Published online 2008 August 9. doi:  10.1107/S1744309108023336
PMCID: PMC2531280

Expression, purification, crystallization and preliminary X-ray studies of histamine dehydrogenase from Nocardioides simplex


Histamine dehydrogenase (HADH) from Nocardioides simplex catalyzes the oxidative deamination of histamine to produce imidazole acetaldehyde and an ammonium ion. HADH is functionally related to trimethylamine dehydrogenase (TMADH), but HADH has strict substrate specificity towards histamine. HADH is a homodimer, with each 76 kDa subunit containing two redox cofactors: a [4Fe–4S] cluster and an unusual covalently bound flavin mononucleotide, 6-S-cysteinyl-FMN. In order to understand the substrate specificity of HADH, it was sought to determine its structure by X-ray crystallography. This enzyme has been expressed recombinantly in Escherichia coli and successfully crystallized in two forms. Diffraction data were collected to 2.7 Å resolution at the SSRL synchrotron with 99.7% completeness. The crystals belonged to the orthorhombic space group P212121, with unit-cell parameters a = 101.14, b = 107.03, c = 153.35 Å.

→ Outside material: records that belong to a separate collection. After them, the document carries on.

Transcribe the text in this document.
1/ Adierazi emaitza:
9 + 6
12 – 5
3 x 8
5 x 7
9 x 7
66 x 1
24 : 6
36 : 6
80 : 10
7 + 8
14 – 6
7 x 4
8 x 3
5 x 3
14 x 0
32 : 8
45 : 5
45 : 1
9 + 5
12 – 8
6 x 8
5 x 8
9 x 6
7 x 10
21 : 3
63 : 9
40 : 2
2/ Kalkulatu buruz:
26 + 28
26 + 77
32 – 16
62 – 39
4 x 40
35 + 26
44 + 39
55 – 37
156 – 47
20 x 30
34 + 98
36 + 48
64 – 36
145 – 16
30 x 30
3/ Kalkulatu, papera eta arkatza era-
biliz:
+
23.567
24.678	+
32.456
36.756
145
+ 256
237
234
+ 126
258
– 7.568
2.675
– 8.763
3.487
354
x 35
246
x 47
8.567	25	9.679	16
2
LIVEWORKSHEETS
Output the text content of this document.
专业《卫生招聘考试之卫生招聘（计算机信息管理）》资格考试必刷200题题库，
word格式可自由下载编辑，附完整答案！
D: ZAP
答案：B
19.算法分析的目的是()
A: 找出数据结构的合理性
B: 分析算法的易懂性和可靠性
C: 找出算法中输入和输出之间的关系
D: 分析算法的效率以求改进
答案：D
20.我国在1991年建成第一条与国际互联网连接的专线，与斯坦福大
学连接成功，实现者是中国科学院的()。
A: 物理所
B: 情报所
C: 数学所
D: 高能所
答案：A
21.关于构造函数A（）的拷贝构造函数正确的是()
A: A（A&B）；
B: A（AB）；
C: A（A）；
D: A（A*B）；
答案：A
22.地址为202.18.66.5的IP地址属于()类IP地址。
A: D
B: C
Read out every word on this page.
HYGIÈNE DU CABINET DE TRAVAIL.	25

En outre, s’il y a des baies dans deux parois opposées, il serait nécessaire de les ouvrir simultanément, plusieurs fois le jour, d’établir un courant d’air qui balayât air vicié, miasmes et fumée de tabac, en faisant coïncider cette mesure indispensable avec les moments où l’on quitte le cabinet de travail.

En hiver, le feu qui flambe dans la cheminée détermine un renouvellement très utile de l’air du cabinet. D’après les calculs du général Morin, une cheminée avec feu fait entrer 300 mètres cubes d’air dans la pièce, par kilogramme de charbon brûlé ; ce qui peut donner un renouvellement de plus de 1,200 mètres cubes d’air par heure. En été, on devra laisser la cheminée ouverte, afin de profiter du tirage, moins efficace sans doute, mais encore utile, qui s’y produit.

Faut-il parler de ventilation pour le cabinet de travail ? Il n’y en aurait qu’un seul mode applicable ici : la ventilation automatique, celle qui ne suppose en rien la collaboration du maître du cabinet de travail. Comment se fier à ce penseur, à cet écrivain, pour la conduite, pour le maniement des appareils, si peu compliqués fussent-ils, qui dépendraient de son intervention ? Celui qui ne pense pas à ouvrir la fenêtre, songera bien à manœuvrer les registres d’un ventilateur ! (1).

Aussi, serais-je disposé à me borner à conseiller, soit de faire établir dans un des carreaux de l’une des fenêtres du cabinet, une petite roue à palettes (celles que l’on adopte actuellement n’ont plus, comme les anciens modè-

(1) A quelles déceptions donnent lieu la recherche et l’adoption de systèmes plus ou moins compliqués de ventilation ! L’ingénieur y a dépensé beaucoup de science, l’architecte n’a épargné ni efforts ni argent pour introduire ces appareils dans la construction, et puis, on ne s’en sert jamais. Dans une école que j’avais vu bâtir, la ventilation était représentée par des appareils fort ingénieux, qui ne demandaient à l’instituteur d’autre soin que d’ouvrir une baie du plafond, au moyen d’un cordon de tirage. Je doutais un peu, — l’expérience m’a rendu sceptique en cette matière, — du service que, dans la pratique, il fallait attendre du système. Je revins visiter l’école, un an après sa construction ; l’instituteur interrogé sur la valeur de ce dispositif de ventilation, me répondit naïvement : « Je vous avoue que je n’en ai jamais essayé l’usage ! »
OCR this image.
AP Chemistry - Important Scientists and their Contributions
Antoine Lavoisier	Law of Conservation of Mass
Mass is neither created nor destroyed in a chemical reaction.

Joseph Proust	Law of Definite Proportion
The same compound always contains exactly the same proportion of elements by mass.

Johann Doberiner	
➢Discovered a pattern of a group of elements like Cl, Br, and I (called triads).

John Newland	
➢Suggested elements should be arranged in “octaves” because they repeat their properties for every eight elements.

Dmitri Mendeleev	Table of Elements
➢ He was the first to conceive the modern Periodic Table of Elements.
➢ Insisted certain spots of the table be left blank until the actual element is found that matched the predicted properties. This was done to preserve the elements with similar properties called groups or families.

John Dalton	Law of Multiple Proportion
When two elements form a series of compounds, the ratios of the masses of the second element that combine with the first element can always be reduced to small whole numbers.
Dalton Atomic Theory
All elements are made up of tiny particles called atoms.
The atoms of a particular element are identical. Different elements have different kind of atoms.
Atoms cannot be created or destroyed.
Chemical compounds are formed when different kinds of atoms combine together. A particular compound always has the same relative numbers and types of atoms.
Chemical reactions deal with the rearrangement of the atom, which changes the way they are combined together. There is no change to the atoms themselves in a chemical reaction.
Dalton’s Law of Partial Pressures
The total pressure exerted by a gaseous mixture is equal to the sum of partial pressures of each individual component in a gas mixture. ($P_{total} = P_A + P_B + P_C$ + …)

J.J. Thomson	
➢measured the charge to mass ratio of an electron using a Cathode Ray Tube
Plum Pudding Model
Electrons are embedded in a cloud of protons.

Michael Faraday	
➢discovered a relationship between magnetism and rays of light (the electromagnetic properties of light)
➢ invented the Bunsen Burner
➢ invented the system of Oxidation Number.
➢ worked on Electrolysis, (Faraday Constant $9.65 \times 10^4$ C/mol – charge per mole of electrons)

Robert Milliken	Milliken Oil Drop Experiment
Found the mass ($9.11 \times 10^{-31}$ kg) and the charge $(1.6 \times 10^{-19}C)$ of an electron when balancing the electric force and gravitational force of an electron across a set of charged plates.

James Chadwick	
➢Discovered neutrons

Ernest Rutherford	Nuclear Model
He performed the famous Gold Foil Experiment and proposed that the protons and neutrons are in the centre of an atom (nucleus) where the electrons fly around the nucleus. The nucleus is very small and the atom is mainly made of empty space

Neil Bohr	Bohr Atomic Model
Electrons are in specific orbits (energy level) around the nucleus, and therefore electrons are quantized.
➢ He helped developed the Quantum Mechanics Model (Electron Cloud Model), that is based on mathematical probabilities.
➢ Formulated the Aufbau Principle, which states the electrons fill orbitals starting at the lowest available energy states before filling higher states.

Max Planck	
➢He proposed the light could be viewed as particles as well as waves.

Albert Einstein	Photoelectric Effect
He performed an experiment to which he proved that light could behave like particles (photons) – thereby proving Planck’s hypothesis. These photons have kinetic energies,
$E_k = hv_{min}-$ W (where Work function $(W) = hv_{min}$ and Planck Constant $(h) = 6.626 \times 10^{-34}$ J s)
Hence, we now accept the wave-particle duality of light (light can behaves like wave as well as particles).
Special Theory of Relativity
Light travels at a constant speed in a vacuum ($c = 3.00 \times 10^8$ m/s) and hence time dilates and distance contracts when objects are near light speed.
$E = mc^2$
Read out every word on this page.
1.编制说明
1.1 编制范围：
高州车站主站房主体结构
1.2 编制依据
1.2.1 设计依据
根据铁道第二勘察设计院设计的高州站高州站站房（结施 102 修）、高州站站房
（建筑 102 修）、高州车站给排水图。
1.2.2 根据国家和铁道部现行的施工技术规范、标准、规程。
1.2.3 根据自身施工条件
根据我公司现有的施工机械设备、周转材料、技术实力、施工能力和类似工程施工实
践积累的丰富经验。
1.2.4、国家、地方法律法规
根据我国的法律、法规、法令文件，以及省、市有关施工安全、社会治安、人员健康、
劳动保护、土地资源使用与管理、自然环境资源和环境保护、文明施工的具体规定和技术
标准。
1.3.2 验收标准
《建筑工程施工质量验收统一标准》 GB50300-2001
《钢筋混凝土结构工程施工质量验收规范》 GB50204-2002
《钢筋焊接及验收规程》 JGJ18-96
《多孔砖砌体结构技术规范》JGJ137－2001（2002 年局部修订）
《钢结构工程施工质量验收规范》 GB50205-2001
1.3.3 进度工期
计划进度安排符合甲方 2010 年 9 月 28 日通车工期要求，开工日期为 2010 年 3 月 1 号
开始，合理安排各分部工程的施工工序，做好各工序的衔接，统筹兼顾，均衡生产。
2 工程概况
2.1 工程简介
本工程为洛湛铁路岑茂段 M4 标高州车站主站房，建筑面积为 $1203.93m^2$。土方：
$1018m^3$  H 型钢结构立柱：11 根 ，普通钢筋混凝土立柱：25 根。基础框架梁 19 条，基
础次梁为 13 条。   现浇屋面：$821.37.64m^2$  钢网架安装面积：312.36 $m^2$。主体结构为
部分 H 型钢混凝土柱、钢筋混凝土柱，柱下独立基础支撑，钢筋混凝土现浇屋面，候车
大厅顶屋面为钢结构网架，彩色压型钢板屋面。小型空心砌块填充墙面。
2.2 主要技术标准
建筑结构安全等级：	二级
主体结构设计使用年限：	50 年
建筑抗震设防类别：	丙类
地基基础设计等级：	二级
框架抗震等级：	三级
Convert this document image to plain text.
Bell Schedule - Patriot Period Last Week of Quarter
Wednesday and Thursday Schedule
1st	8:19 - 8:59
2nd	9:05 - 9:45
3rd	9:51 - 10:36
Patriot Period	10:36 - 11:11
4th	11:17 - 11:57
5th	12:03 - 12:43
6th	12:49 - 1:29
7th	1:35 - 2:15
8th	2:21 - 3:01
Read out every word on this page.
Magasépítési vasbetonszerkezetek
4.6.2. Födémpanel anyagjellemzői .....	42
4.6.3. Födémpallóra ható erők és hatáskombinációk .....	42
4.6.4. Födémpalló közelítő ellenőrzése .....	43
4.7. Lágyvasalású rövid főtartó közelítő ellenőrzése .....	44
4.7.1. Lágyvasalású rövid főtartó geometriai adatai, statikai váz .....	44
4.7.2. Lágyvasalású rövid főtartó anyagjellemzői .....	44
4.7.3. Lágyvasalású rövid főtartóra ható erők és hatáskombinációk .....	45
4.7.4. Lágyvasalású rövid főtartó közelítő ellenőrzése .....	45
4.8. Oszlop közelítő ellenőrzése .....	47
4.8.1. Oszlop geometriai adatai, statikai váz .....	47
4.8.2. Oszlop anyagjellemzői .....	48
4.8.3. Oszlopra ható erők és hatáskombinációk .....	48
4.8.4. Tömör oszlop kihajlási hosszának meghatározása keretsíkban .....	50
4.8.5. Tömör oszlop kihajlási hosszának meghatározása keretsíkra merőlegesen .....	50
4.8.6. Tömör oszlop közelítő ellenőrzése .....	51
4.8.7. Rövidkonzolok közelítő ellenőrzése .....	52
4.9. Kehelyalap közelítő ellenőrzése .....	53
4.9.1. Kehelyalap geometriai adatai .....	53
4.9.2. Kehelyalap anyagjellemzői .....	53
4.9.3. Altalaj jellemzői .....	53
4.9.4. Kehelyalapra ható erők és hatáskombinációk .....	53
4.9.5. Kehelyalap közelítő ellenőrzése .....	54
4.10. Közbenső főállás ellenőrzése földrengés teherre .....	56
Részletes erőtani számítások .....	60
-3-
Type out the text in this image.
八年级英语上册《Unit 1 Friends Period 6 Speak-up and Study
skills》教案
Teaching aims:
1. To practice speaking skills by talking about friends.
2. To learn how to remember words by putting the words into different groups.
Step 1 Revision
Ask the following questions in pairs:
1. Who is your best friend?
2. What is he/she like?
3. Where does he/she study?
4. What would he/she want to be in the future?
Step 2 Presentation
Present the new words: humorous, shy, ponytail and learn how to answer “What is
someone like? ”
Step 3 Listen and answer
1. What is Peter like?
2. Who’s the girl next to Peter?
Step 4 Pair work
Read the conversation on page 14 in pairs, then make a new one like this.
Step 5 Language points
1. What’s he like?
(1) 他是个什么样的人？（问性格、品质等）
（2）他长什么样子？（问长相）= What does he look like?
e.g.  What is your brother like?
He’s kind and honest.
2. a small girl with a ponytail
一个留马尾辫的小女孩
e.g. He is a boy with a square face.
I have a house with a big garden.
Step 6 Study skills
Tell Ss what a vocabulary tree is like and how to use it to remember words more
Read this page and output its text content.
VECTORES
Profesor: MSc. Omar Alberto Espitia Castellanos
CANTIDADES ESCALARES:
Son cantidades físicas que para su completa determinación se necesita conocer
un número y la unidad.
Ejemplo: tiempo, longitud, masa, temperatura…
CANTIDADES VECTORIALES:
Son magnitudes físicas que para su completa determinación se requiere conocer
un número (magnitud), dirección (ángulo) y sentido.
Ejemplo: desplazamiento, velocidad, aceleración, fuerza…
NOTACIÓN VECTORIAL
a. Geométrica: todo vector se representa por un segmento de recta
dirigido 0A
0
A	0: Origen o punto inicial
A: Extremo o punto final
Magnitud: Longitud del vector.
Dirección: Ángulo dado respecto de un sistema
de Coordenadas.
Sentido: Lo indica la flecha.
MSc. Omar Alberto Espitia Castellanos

Keywords: histamine dehydrogenase, Nocardioides simplex

1. Introduction

Histamine is an essential biogenic amine that is present in prokary­otes and the tissues of animals and plants. In humans, histamine acts as a neurotransmitter, mediates allergic reactions, plays a role in cell proliferation and is important in signaling the release of gastric acid into the stomach (Thurmond et al., 2008 [triangle]). Histamine receptors are the targets of drugs that treat allergies and stomach acidity, but there is very little structural information on the histamine-binding sites of these proteins. Thus, model systems may prove useful for understanding histamine binding (Konkimalla & Chandra, 2003 [triangle]).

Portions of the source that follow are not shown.